Bus terminus and interchange in Ebbw Vale, Wales

Ebbw Vale bus station (Gorsaf bws Glyn Ebwy), also known as Inner Bypass, is a bus terminus located in the town centre of Ebbw Vale, South Wales.

== Background ==
Ebbw Vale is a town at the head of the Ebbw Valley, 2.5 mi from the south of the Brecon Beacons National Park. As such the town is the northern terminus of services through the valley towards Cardiff, Caerphilly, and Cwmbran, as well as having services to Tredegar and Abergavenny.

The bus interchange is approximately 0.279 mi from Ebbw Vale Town railway station which provides services to Cardiff Central railway station and Newport railway station.

In 2019 residents in the nearby area complained at cuts to bus services by operator Stagecoach South Wales which had left them "like prisoners in their own village". The town of Cwm has been reduced to one bus each hour on weekdays, and no services on Sunday. The town's evening services are already subsidised by Blaenau Gwent County Borough Council who state they are unable to further subsidise services to towns on the route.

== Layout ==
The sits on an island in the centre of the A4046 through the town, and faces the line of retail businesses along the road. As such it is referred to on maps as "Inner Bypass" station.

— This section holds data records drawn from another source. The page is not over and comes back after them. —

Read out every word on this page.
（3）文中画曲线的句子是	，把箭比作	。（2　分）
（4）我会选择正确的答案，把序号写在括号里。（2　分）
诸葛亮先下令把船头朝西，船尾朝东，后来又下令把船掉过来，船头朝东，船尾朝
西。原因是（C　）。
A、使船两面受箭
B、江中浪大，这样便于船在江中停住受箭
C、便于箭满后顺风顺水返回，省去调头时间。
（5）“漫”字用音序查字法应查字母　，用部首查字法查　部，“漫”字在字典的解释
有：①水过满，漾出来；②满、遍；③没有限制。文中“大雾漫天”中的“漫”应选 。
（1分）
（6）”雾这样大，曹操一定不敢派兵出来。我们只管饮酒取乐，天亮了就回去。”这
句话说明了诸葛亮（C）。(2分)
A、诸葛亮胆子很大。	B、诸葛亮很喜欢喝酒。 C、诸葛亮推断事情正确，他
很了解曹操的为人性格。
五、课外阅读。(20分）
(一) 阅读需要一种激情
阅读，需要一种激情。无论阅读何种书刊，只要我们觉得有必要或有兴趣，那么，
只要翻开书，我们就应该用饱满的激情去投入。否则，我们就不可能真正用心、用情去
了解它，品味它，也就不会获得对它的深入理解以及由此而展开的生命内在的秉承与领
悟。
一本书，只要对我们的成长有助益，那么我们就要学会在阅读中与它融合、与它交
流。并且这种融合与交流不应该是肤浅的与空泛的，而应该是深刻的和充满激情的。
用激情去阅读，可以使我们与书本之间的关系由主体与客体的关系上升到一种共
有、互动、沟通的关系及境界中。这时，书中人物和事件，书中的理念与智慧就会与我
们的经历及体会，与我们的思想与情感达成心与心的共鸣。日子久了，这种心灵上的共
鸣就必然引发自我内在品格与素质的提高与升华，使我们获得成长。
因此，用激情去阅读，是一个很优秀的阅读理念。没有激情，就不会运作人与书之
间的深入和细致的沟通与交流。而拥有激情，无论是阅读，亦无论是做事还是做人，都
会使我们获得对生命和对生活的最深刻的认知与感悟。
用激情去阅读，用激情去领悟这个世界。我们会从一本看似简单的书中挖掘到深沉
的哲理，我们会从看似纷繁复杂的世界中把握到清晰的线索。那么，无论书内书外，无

The station has six bus stands, identified as numbers 1-5.

== Destinations ==
Ebbw Vale is the terminus for a number of Stagecoach services, and serves as an interchange for travellers headed to Tredegar and Abergavenny.

List of destinations
| Operator | Number | Origin | Stand | Destination | Journey time | Frequency |
|---|---|---|---|---|---|---|
| Stagecoach South Wales | E2 | Ebbw Vale | Stop 1 | Mountain Air Gate | 9 minutes | Every 20 minutes |
| Stagecoach South Wales | E2 | Mountain Air Gate | Stop 6 | Ebbw Vale | 9 minutes | Every 20 minutes |
| Stagecoach South Wales | E3 | Ebbw Vale | Stop 2 | Brynmawr via Cwm | 63 minutes | Hourly |
| Stagecoach South Wales | E3 | Brynmawr | Stop 2 | Ebbw Vale via Cwm | 63 minutes | Hourly |
| Stagecoach South Wales | E4 | Ebbw Vale | Stop 5 | Garn Lydan | 14 minutes | Every 30 minutes |
| Stagecoach South Wales | E4 | Garn Lydan | Stop 2 | Ebbw Vale | 15 minutes | Every 30 minutes |
| Stagecoach South Wales | X4 | Ebbw Vale | Stop 6 | Cardiff via Tredegar and Ashvale | 97 minutes | Every 30 minutes |
| Stagecoach South Wales | X4 | Cardiff via Tredegar and Ashvale | Stop 3 | Ebbw Vale | 96 minutes | Every 30 minutes |
| Phil Anslow Coaches | E11 | Ebbw Vale | Stop 3 | Tredegar | 25 minutes | Hourly |
| Phil Anslow Coaches | E11 | Tredegar | Stop 3 | Ebbw Vale | 25 minutes | Hourly |
| Stagecoach South Wales | X4 | Abergavenny | Stop 3 | Ebbw Vale via Brynmawr | 72 minutes | Every 2 hours |
| Stagecoach South Wales | X4 | Ebbw Vale | Stop 3 | Abergavenny via Brynmawr | 72 minutes | Every 2 hours |
| Stagecoach South Wales | 97 | Peacehaven Court, Tredegar | Stop 4 | Ebbw Vale | 15 minutes | Two daily |
| Stagecoach South Wales | 97 | Ebbw Vale | Stop 2 | Peacehaven Court, Tredegar | 15 minutes | Two daily |

== Railway station ==
Ebbw Vale Town railway station provides rail transport to destinations on the Ebbw Valley railway line, which include Cardiff Central, Newport, and infrequent services to Bridgend.

The station is an eight-minute walk from the bus station. The town has a large number of car parking facilities near to the station.